Sean Coughlan, Education Correspondent for BBC News, began the piece he filed last night with a catchy lead:
At the beginning of the last century, the power of nations might have been measured in battleships and coal.
In this century it's as likely to be graduates.
Ultimately, however, this is not an article about education. Rather, it is about university globalization, which is to say it is about the future of universities as “graduate-producing” businesses, rather that as “communities of learning,” even if part of the story has to do with how those communities are less constrained by geographic localization.

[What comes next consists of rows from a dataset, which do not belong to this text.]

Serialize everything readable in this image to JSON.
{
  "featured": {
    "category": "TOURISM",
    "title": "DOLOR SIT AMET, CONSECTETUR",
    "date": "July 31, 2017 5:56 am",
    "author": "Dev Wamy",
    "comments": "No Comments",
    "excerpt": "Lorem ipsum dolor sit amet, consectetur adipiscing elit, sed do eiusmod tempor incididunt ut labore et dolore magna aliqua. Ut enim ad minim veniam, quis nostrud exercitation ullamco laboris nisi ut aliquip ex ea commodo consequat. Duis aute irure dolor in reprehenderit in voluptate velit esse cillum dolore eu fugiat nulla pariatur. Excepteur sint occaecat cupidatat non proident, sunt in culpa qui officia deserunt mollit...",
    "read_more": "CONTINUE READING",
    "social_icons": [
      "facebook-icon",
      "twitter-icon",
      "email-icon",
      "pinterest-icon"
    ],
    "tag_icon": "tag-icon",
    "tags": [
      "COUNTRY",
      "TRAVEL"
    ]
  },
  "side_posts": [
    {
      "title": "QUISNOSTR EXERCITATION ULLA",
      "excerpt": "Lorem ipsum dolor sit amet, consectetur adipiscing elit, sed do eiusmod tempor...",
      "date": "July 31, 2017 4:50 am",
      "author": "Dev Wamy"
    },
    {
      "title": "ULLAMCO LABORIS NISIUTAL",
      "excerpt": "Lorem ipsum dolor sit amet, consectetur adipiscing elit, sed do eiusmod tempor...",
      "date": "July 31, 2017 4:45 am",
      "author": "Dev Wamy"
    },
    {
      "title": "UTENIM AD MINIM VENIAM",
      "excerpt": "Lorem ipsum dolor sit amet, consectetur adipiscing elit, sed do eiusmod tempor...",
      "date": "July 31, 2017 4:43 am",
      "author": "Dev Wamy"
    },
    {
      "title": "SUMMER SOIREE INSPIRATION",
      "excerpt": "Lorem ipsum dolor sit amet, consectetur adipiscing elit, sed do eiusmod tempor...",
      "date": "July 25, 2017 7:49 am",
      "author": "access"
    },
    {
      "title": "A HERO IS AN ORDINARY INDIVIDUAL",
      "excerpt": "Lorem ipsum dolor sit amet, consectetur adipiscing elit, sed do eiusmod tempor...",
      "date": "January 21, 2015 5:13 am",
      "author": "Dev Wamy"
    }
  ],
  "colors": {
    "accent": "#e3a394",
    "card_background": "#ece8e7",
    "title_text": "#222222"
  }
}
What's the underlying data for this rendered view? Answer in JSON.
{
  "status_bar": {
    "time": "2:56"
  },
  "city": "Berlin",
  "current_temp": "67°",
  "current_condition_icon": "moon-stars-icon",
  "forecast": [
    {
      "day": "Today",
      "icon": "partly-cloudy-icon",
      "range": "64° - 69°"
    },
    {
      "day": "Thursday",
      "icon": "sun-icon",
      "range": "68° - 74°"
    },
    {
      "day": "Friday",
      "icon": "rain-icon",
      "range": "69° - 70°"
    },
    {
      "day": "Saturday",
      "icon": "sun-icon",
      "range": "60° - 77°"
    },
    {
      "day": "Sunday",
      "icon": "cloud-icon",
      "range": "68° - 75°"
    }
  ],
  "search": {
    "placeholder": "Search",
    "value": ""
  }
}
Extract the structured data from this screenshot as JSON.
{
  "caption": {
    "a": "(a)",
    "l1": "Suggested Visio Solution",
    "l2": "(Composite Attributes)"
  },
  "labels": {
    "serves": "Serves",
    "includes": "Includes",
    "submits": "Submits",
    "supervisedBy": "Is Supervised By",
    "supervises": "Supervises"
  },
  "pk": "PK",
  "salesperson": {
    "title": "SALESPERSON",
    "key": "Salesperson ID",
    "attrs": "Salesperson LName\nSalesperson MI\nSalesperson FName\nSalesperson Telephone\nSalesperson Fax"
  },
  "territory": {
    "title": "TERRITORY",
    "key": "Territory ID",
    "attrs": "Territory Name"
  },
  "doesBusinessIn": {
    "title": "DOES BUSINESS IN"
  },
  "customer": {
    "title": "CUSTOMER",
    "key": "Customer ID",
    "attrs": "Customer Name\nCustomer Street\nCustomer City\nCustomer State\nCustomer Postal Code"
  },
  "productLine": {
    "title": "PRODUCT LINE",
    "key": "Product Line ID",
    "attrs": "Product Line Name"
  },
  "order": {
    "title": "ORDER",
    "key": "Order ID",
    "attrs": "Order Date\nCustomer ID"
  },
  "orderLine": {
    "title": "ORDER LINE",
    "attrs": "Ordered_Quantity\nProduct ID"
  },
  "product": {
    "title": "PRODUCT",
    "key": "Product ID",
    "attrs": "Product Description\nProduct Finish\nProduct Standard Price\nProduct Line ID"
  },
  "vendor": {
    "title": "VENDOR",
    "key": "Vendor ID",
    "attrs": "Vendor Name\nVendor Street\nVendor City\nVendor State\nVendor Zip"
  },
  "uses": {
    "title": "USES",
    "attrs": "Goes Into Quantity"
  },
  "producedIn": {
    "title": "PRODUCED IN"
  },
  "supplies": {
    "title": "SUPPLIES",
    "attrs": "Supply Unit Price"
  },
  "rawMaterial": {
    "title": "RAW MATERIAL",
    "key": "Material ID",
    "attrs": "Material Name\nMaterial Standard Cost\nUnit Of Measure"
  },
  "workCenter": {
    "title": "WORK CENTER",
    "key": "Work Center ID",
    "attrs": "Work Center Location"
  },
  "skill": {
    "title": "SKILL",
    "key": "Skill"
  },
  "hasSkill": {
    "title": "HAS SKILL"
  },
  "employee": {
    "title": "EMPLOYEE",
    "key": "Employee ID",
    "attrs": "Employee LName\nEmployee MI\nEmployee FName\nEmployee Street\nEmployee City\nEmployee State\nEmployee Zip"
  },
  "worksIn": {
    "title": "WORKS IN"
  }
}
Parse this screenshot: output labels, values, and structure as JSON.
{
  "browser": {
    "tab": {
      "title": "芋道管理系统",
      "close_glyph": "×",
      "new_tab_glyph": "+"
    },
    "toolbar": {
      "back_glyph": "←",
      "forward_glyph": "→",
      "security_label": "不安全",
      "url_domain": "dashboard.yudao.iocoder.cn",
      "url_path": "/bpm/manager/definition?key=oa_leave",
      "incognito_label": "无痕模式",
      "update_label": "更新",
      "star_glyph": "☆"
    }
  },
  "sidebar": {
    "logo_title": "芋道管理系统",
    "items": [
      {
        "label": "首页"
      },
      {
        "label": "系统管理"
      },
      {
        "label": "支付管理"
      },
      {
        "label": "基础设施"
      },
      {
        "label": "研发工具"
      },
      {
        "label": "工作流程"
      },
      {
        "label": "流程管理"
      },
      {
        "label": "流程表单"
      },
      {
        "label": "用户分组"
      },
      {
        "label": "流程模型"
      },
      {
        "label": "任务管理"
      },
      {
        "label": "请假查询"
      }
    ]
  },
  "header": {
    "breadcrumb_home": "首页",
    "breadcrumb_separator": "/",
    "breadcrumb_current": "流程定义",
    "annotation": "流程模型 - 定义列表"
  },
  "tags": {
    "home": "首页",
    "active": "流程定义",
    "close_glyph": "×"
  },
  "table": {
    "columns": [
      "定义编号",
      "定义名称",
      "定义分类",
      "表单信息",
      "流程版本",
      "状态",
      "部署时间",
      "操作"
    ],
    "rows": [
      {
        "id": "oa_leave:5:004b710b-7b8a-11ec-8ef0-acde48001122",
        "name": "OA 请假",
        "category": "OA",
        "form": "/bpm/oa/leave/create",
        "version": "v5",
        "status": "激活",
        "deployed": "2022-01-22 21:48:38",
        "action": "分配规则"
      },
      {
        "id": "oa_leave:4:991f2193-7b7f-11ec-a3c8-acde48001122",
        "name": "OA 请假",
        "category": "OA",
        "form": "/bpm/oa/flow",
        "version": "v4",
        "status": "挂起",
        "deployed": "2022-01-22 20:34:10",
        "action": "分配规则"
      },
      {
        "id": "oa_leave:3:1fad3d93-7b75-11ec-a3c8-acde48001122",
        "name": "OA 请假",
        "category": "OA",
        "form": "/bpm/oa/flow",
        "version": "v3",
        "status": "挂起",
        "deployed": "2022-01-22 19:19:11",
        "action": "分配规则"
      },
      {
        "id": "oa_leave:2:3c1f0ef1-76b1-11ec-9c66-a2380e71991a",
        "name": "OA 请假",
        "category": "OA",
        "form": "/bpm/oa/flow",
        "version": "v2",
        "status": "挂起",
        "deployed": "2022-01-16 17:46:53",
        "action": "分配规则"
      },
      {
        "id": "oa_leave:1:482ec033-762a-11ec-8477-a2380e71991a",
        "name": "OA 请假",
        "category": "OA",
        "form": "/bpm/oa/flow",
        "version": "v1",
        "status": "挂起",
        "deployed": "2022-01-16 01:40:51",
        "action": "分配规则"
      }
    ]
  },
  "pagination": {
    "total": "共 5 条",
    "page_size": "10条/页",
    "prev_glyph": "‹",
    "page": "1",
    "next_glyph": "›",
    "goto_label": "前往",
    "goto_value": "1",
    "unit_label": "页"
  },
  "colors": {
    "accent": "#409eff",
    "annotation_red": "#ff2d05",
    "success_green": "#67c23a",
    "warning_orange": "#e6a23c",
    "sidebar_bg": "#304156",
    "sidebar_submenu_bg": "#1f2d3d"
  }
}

Still, that bit about power is catchy, probably catchy enough to get the attention of members of the business community who could care less about education but are always quick to get in on a rising market. On the other hand those few remaining souls who take the time to think about history, rather than business, know that power can be an asset or a liability, depending on who is using it for what purposes. To assume that we are entering a brave new world of globalization in which not only is knowledge power but also all power would be used for the good of all mankind is beyond naïve. It’s just plain stupid. Power, regardless of the forces that endow it, will always be about conflict; and history has taught us that the twentieth century was one in which conflict escalated to monstrous propositions in more settings than anyone would choose to enumerate.
What does this tell us about knowledge, power, and our current century? Coughlan would have done well to look beyond the needs of the BBC Business section and check out what is being reported in the News. More specifically, he should have spent less time comparing the sizes of the endowments at Harvard University and the London School of Economics and more time looking at what well-educated graduates are doing on the streets in countries across the Middle East, as more historically-conscious writers like Fareed Zakaria have done. As Zakaria observed, these waves of rebellion are coming from the young and educated; and, as I put it in my own reflections on his analysis, they are educated enough to recognize that, whatever their nationality may be, those in power have robbed them of any possibility of a future.
Will this be the century in which the power of knowledge is the power to rebel; and, if so, what will be the consequences of how that power is exercised?